Having been very slow to respond as the ball bounced past Willy Caballero, Guardiola’s defenders were quick to look around for someone else to blame. The reality was that they were just generally slack, and had lost all verve from that opening 10 minutes.

An opportunity had been squandered by City, but not just in this match as a whole. There was also the chance that Aguero had just before Mustafi’s equaliser, as he headed wide from a hard Jesus Navas cross that he didn’t quite seem to expect.


 Mustafi headed in the equaliser to earn a share of the points 
 (Getty)

Few perhaps expected Navas to perform so well in the right-back role, even he was one of a few players in this match fortunate to benefit from lenient refereeing when it came to rash challenges, and Aguero was much readier for a similar Navas ball minutes later. Just as he seemed to catch it excellently to catch out Ospina, though, the goalkeeper plucked it out of the air.

City had complaints when another Arsenal player appeared to handle in the area late on, as the ball grazed Nacho Monreal’s arm. Wenger was maybe fortunate at that point that Andre Marriner waved away complaints, but could argue he deserves a bit of luck.

Arsenal probably deserved the point, but both teams deserve to be exactly where they are in the table.
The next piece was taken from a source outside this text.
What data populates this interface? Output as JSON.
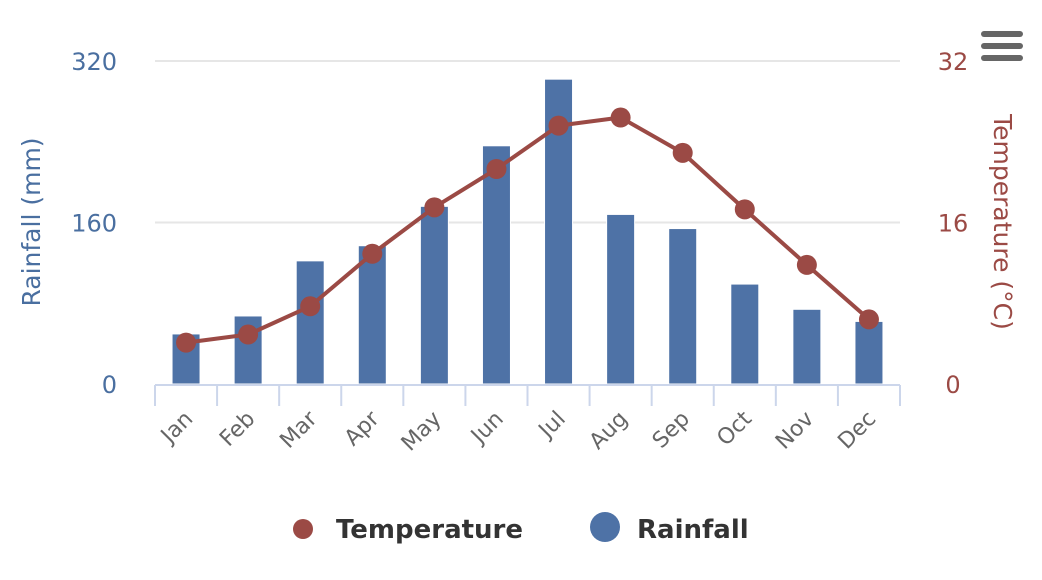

This odd game showed why.

Arsenal: Ospina, Bellerin, Mustafi, Koscielny, Monreal, Coquelin, Xhaka, Walcott, Ozil, Sanchez, Welbeck.

Subs: Gibbs, Gabriel, Giroud, Iwobi, Martinez, Elneny, Maitland-Niles.

Manchester City: Caballero, Jesus Navas, Stones, Otamendi, Clichy, De Bruyne, Fernandinho, Silva, Sane, Aguero, Sterling.

Subs: Bravo, Kompany, Zabaleta, Nolito, Kolarov, Delph, Toure.